Israel has decided to suspend all working ties with the U.N. Human Rights Council in Geneva, Switzerland, and will not cooperate with the council's plans for an investigation of Jewish settlements in Palestinian territories, Israel's foreign ministry spokesman told CNN Monday.
"Working relations, participating in debates and discussion and exchanging papers, sending information and requesting information, and organizing visits and so on and so on, this is all suspended," Yigal Palmor said about the decision by senior management of the Foreign Ministry.
The move came in response to a resolution by the Human Rights Council to establish a "Fact Finding Mission on the Influence of Settlements on Palestinians," the Israeli Foreign Ministry said in a posting on its website.

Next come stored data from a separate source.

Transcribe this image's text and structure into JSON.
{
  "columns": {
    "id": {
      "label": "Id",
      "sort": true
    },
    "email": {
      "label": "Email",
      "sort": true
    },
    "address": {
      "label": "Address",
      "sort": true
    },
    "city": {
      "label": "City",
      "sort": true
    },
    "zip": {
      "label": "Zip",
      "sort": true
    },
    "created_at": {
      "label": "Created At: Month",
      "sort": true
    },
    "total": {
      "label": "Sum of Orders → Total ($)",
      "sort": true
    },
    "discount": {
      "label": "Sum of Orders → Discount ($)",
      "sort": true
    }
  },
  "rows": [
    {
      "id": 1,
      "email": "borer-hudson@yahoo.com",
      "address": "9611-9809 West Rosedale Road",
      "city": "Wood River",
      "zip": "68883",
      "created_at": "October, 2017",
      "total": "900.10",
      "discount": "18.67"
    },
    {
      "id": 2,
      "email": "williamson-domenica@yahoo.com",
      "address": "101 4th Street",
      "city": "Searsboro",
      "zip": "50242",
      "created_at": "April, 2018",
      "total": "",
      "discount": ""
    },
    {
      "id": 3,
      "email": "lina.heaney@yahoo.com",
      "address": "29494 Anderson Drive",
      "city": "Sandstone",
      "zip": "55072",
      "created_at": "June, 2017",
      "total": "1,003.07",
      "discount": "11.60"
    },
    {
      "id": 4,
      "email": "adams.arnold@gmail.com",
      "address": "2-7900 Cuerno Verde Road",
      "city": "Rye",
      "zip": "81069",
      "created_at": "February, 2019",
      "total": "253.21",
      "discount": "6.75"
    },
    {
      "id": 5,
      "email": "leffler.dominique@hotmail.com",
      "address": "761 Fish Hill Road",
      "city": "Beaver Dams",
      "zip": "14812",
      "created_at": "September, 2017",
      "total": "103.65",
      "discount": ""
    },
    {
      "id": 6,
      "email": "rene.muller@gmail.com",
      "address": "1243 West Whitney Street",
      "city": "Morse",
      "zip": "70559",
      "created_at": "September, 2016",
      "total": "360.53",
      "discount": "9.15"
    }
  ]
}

It described the move as "yet another surrealistic decision from the workshop of a council that is instrumentalized as a tool to push for one-sided politicized moves instead of promoting human rights."
It accused the council of seeking "to satisfy the Palestinians' whims and to harm future chances to reach an agreement through peaceful means."
The statement said that turning to international bodies "is a breach of concluded Israeli-Palestinian agreements." It said Palestinians should resume "direct and unconditional negotiations on all core issues within the framework of a comprehensive agreement" if they want to solve the settlements issue."Their deliberate choice to foster confrontation and provocation rather than compromise and reconciliation is nothing but a destructive strategy that the international community should firmly reject."
Palmor said the Israelis were discussing possible punitive measures against the Palestinians.
But Mohamad Shtayeh, senior Palestinian negotiator, dismissed the uproar and the threat. "We know Israel is not in a position to take any measures against the Palestinian Authority because the Palestinian Authority is taking peaceful measures to protect its land and its people and this is something very legitimate and legal under international law," he said.
In a statement communicated by the media adviser to Benjamin Netanyahu, the prime minister berated the council as "hypocritical" and said it "ought to be ashamed of itself."
In Washington, U.S. State Department spokeswoman Victoria Nuland said the United States had "vigorously opposed the resolution" on the settlements as counterproductive.
"It's just going to distract efforts to help parties resolve the issue directly, which is what has to happen here, and it takes up time and limited resources that the council ought to be spending on other issues," she said.